Van Hollen Warns Of Deficit Irresponsibility
U.S. Representative Chris Van Hollen stood before the House of Representatives this week to warn about a fiscally dangerous arrangement in the proposed Republican rules for considering legislation. The rules, contained in H. Res. 5, contained provisions to prevent responsible tax reform in order to deal with the deficit. Van Hollen explained,
“The American people did not bargain for a plan in the first 24 hours of the new Congress that would blow a hole in the deficit and expand the debt. The chairman of the Rules Committee mentioned the recent bipartisan tax agreement. We also recently had a bipartisan commission on the deficit and debt reduction. It looked at both sides of the equation–spending and the fact that we have created lots of tax loopholes that have lost revenue to special interests. What this plan does, what the rule does, is say that that doesn’t matter, that it doesn’t count against the deficit.”

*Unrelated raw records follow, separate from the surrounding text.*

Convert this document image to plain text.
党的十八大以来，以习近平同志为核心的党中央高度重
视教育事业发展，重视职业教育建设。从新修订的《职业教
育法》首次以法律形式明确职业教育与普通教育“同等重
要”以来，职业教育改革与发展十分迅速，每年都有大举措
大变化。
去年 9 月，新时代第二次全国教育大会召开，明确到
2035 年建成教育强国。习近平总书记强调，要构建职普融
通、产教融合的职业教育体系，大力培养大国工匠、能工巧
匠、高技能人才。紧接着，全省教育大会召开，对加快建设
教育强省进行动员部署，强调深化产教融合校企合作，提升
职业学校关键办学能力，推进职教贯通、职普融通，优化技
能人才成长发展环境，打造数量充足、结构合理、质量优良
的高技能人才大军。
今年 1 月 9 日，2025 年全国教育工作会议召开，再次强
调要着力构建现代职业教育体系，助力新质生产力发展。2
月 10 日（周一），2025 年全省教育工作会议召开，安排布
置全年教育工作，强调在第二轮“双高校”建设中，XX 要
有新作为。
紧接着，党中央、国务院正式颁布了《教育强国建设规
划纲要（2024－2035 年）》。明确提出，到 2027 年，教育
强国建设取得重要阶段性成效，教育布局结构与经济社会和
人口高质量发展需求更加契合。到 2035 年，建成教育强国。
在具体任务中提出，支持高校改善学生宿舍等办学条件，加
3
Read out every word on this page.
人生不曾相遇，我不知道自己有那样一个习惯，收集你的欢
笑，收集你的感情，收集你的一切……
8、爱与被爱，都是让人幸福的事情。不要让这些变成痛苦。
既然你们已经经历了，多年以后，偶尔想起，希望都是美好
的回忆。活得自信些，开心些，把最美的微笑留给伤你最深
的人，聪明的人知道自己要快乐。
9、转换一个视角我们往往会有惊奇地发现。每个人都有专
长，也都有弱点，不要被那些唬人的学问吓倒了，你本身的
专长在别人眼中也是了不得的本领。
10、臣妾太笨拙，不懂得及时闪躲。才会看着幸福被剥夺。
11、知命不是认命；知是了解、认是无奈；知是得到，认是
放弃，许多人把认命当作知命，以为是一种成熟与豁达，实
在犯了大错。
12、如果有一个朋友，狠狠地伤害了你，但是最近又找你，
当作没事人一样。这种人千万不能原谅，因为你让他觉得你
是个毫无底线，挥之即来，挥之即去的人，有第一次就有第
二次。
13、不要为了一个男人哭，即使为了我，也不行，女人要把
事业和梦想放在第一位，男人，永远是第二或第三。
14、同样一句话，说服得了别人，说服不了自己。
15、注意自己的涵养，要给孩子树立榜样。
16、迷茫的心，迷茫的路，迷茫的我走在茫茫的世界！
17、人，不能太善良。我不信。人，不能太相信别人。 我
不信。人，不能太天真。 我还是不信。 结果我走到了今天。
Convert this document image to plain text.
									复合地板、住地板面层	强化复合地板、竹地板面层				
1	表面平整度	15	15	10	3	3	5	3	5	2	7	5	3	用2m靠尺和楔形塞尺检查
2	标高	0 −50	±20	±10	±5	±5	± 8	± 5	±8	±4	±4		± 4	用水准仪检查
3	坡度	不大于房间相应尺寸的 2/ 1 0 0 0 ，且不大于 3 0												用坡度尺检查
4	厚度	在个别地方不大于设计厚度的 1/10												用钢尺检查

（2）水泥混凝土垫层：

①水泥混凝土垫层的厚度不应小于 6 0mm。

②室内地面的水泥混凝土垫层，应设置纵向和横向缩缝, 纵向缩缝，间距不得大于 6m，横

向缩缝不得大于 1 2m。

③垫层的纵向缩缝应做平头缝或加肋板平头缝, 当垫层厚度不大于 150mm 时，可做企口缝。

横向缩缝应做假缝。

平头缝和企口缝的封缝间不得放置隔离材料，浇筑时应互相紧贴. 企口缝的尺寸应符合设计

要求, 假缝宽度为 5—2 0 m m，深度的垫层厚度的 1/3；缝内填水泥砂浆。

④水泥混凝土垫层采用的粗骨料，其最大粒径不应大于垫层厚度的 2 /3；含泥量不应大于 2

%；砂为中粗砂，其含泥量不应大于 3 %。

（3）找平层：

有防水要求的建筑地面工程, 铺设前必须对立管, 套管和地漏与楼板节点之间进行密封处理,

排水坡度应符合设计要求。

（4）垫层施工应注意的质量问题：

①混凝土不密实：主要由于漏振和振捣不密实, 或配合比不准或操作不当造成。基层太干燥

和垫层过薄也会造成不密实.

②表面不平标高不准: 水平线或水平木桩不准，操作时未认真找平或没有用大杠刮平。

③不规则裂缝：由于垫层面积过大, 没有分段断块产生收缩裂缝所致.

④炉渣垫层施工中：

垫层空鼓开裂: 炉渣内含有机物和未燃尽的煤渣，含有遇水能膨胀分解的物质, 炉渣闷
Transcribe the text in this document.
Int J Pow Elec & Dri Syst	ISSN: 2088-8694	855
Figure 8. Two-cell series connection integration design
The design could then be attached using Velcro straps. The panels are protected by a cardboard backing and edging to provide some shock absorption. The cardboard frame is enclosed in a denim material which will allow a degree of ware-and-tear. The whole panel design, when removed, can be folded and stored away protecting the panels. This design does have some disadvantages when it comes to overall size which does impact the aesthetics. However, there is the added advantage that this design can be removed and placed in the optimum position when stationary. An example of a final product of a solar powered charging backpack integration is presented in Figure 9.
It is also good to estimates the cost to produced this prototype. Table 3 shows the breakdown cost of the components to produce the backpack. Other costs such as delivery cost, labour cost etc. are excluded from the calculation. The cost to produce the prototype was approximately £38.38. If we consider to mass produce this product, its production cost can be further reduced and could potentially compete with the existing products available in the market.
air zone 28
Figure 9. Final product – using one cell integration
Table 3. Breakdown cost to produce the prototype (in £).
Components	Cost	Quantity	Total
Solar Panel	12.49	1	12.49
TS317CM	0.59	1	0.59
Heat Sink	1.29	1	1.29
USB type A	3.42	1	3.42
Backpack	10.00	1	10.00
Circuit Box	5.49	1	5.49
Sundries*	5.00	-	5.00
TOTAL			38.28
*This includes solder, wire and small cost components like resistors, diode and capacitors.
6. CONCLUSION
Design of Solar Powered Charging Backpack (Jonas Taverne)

H. Res. 5 was passed before the American people even had a chance to read it. In addition to preventing deficit reforms to eliminate wasteful tax entitlements for politically connected groups, the legislation eliminates the role of the Congressional Budget Office in calculating the impact of legislation on the deficit. Just one month ago, the Congressional Budget Office revealed that Republican plans to give tax breaks to wealth Americans will expand the deficit by huge amounts. Apparently, the House Republicans have been embarrassed by such revelations, and so have moved to silence the CBO. Van Hollen warned:
“The current practice of this Congress has been that we will use the budget estimates of the nonpartisan Congressional Budget Office to determine the deficit impact on the laws that we pass here in this body for the purpose of pay-as-you-go. That is because, while we should have a vigorous debate over policy, we don’t want politicians inventing self-serving budget numbers.
Now, the Congressional Budget Office serves as our umpire. They call the balls and the strikes, as you know. Sometimes we don’t like the calls they make. Sometimes we do. Yet what this rule says is we are going to take the umpire off the field when it comes to statutory PAYGO. We are going to substitute our accounting for the folks whose professional job it is to determine the deficit impact of different legislation that we pass. I think when the American people find out that this opens the door to this kind of fun and games, they are going to ask themselves: Is this something I really bargained for?”